Je la pilonnais sans contrôle, lui malaxant les seins, baisant par le cul ma très chère et soi-disant prude belle-mère. Puis elle a lâché quelque chose qui m’a cloué sur place.

— Qu’il l’avait grosse... celui de la voiture — a-t-elle murmuré, l’esprit très loin.

C’était moi qui la baisais et elle pensait à un autre. J’ai compris ce qu’elle voulait sans qu’elle ose le dire.

— Oui, belle-mère. Il l’avait grosse et épaisse.

— Oui... je l’ai vu, je l’ai vu — a-t-elle haleté —. Quel specimen.

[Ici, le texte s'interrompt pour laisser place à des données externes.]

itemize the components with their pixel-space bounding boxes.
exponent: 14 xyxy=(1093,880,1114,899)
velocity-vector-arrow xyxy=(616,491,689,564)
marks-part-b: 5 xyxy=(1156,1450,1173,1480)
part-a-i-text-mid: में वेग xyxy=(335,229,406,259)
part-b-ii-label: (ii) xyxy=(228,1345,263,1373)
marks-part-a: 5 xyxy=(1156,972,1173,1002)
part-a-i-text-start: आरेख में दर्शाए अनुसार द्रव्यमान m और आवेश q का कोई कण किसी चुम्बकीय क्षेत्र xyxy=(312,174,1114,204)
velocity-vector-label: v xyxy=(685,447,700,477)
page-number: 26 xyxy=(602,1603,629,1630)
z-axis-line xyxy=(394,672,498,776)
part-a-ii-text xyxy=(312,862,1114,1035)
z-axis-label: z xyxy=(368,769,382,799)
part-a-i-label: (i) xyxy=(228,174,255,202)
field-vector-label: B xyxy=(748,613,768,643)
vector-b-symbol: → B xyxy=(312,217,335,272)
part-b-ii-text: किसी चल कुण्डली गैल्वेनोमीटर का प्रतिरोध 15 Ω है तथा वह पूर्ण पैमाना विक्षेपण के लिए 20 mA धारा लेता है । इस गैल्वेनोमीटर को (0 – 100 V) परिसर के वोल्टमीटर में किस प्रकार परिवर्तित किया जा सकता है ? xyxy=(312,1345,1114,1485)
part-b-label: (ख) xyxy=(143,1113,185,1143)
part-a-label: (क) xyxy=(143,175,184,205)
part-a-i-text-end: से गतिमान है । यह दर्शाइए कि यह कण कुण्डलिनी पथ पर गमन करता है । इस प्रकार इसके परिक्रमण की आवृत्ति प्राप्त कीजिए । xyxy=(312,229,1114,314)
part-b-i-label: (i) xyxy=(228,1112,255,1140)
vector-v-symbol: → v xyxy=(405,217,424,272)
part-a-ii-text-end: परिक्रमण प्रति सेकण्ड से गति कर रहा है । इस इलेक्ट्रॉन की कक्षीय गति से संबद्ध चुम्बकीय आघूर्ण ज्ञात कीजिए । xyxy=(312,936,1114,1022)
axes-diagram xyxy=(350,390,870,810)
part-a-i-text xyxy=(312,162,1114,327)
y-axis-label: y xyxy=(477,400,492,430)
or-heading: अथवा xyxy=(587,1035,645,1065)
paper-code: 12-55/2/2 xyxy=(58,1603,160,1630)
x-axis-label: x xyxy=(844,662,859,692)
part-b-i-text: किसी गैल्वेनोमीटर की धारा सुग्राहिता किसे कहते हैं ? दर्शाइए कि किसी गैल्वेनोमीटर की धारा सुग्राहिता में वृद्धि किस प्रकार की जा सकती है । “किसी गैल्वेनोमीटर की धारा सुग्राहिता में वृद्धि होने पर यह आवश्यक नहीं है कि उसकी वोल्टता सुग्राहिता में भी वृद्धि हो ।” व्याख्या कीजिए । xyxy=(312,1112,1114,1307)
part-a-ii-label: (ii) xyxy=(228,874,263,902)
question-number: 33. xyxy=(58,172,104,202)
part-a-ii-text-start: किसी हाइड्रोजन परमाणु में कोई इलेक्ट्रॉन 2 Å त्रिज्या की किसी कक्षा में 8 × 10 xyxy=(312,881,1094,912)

Je lui ai pincé les tétons et j’ai décidé de tirer sur le fil.

— Tu voudrais l’essayer un jour ?

Elle a essayé de relever la tête, mais la position ne le lui permettait pas. J’ai tiré sur ses cheveux et je l’ai forcée à me regarder.

— Dis-moi, salope. Tu veux l’essayer ?

Elle a fermé les yeux un instant, s’est mordu les lèvres puis, me regardant à nouveau, a été très claire.

— Ça me ferait mal...

Quelle effrontée. Bien sûr qu’elle en avait envie.

— Attends d’en avoir une comme il faut à l’intérieur. Tu vas fondre.

— Oui... mais doucement, d’accord ?

Je lui ai donné un coup de reins et elle s’est heurtée au frigo.

— Mon Dieu ! Comme j’aime ça — a-t-elle dit, au lieu de se plaindre.

J’ai porté la main à son sexe et je l’ai trouvé dégoulinant. La petite vicieuse aimait le sexe brutal. Je lui ai flanqué une claque qui a rougi sa fesse.

— T’es un sale enfoiré, Esteban — a-t-elle gémi en frémissant.

— Et toi une salope, Marisol — ai-je répondu en lui tenant les hanches et en la réencastrant.

— Enfile-la entière — a-t-elle demandé, hors d’elle.

Je l’ai baisée comme un animal, en lui tirant les cheveux, en m’enfonçant jusqu’au fond. Ma belle-mère prude ne cessait pas de gémir et de me demander de la casser, prenant son pied comme elle ne l’avait pas fait depuis des années, remuant le cul vers moi.

— Je vais... ah... je vais jouir — a-t-elle crié, en retenant sa voix —. Ça y est... ça y est... je jouis, Esteban.

Quand elle s’est enfin disloquée en tremblant, elle m’a proposé de finir avec la bouche, mais ce n’était pas ça que je voulais. Je l’ai encastrée comme un possédé jusqu’à me vider en elle, et en sortant j’ai vu un ruisseau glisser sur sa peau.

— Ne te nettoie pas — ai-je ordonné, malicieux —. Je veux te voir assise sur la terrasse comme ça.

On est sortis avec les mojitos et on s’est assis face à face. Marisol a un peu écarté les jambes et s’est penchée en avant, le regard brillant. On voyait encore quelques gouttes couler le long de l’intérieur de ses cuisses.

La petite effrontée a passé un doigt, les a recueillies et l’a porté à ses lèvres. Elle l’a sucé en me regardant de cet air lubrique, a tiré la langue et m’a fait un clin d’œil.

Putain, ma belle-mère. Au final, on allait très bien s’entendre.